La cinta ostenta una serie de aspectos formales y de fondo que sencillamente me cautivan y me emocionan. En primer lugar el uso de una irreal e inspiradora fotografía en blanco y negro de tono muy luminoso y moderno que huye del tono cromático oscuro y sombrío de los grandes melodramas japoneses ambientados en la época de la post-guerra. En segundo lugar se encuentra el hecho de situar el hilo conductor de la trama precisamente en esa época: la era de post-guerra padecida en el Japón derrotado en la II Guerra Mundial. Algunas de mis películas favoritas japonesas poseen el mismo nicho escénico de Muddy River tales como las Ozunianas Memorias de un inquilino y Una gallina en el viento o las Kurosawianas El perro rabioso y El ángel ebrio. Y es que la cinta que estamos reseñando comparte con estas magnas obras esa atmósfera deprimente y gris repleta de personajes que representan la depresión y el patetismo del perdedor que todo hace indicar fue el ambiente dominante en el Japón de mediados de los cuarenta.

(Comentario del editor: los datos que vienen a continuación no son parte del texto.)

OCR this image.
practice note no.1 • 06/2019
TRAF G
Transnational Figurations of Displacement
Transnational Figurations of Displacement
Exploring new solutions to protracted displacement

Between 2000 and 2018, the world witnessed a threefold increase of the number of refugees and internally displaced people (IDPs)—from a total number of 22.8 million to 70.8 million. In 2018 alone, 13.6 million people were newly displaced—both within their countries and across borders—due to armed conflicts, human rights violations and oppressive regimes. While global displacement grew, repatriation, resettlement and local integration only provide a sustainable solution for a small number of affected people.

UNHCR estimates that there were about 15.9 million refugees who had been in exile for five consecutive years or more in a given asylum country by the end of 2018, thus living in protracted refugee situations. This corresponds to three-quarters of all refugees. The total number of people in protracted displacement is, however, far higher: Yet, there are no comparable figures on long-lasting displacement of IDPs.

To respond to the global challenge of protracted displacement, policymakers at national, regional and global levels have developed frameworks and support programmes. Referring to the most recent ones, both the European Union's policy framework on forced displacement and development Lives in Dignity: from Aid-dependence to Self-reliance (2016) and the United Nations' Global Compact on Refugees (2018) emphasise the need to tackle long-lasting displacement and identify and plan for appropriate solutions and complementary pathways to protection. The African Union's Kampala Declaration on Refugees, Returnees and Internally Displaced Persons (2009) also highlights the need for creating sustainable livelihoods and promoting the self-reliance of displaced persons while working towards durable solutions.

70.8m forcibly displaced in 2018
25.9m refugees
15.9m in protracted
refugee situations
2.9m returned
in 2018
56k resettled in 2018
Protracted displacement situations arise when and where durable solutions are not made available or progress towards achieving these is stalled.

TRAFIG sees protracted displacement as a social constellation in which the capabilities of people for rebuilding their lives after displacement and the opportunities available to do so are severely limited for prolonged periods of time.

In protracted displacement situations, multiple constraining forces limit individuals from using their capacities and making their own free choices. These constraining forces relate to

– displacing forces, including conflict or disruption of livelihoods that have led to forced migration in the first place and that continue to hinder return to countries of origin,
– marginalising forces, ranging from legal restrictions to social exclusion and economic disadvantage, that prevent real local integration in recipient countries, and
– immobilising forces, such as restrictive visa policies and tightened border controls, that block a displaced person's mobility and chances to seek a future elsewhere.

Finalmente, el punto que más me llega, el cual creo que poco a poco se ha llegado a convertir en la temática cinematográfica que más me fascina, es sin duda apostar por retratar ese cosmos triste desde la mirada de un niño que recorre un doloroso viaje en el que su inocencia resultará destruida al enfrentarse con la cruda realidad que supone el despertar de la madurez en plena infancia vital. En ese sentido podemos comparar Muddy river con películas tan soberbias como por ejemplo la mítica película francesa dirigida por René Clement Juegos prohibidos o la cinta americana dirigida por el austriaco Fred Zinnemann Los ángeles perdidos.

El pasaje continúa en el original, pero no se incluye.